Until then, for example, to retrieve the griz absolute magnitudes (H
)
for ~24,000 random SSObjects
, use:
SELECT g_H, r_H, i_H, z_H
FROM dp03_catalogs_1yr.SSObject
WHERE ssObjectId > 9000000000000000000
Flagged rows#
The process to derive absolute magnitudes (H
) with phase curve fits produces failure flags.
These are bitwise flags, so that the combinations of multiple flags are unique.
They are stored in the flags
column of the SSObject
table.
Value |
Meaning |
---|---|
0 |
Success! |
1 |
Orbit fitting failure: the |
2 |
\(H_u\) fit failure: the u-band absolute magnitude fit failed due to poor phase coverage or not enough data.

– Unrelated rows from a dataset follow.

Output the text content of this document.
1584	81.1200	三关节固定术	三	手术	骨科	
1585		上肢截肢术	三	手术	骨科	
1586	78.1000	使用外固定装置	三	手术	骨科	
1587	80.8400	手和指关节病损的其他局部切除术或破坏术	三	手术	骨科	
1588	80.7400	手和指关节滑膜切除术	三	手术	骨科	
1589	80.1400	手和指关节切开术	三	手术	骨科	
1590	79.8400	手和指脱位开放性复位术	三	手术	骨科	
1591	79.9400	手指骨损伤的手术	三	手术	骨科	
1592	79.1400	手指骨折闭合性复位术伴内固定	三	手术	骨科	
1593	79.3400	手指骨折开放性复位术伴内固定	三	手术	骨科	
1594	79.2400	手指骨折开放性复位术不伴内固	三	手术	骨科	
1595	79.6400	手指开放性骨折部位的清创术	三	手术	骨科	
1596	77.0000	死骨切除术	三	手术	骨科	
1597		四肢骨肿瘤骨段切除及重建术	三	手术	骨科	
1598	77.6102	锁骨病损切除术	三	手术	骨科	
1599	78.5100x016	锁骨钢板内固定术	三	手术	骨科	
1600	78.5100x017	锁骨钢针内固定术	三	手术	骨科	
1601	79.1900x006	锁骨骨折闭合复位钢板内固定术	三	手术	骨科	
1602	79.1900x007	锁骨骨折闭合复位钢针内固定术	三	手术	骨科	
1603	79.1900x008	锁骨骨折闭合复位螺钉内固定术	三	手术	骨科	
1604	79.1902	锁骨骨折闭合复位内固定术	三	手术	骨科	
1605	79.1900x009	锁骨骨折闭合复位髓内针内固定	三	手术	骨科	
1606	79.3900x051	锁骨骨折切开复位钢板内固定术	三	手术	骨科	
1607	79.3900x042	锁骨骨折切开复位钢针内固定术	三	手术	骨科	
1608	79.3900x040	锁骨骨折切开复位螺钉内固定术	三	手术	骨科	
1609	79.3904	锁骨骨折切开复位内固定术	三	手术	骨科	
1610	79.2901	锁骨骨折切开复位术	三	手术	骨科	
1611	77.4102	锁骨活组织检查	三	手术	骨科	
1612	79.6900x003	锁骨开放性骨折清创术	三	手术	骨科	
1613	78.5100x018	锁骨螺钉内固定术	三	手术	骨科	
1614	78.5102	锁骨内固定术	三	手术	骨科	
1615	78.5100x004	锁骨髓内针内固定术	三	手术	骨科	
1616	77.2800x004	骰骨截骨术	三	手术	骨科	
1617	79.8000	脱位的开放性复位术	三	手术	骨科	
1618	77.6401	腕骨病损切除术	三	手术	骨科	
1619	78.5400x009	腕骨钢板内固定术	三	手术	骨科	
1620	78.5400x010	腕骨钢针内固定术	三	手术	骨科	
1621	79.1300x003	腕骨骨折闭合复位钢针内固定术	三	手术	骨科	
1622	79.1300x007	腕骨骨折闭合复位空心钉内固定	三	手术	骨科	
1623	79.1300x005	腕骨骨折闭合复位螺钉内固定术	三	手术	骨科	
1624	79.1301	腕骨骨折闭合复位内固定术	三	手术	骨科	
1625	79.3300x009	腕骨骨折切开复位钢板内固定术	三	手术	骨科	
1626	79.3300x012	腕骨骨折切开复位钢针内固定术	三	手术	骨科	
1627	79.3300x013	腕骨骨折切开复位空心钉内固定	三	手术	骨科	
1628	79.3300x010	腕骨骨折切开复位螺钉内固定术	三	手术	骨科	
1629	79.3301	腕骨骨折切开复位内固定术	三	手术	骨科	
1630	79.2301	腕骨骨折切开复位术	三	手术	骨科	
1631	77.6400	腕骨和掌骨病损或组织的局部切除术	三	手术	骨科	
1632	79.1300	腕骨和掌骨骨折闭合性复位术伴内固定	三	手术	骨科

Note however that u-band detections are not included in DP0.3. |
4 |
\(H_g\) fit failure: the g-band absolute magnitude fit failed due to poor phase coverage or not enough data. |
8 |
\(H_r\) fit failure: the r-band absolute magnitude fit failed due to poor phase coverage or not enough data. |
16 |
\(H_i\) fit failure: the i-band absolute magnitude fit failed due to poor phase coverage or not enough data. |
32 |
\(H_z\) fit failure: the z-band absolute magnitude fit failed due to poor phase coverage or not enough data. |
64 |
\(H_y\) fit failure: the y-band absolute magnitude fit failed due to poor phase coverage or not enough data. Note however that y-band detections are not included in DP0.3. |
2048 |
Linking failure: the detections in |
Note that the linking failure flag will only exist for simulated objects,
as a real object that is not linked will not be in the SSObject
table.
Example: an object whose absolute magnitude fit failed in the g and r bands will have a flags
value of 12 (in binary, 1100).
Truth data#
Truth information is embedded within the DP0.3 DiaSource
tables in the following four columns: raTrue
(true RA i.e., without simulated measurement noise), decTrue
(true Dec i.e., without simulated measurement noise), magTrueVband
(true magnitude in the V band i.e., without simulated measurement noise), and nameTrue
.
Regarding nameTrue
: a value starting with ‘S’ or ‘CEN’ indicates that the source is a simulated (“fake”) minor body. Otherwise, nameTrue
provides the designation of the relevant real minor body.
The MPCORB
tables contain injected rather than measured orbital parameters, so in this sense the MPCORB tables can be thought of as “truth tables”.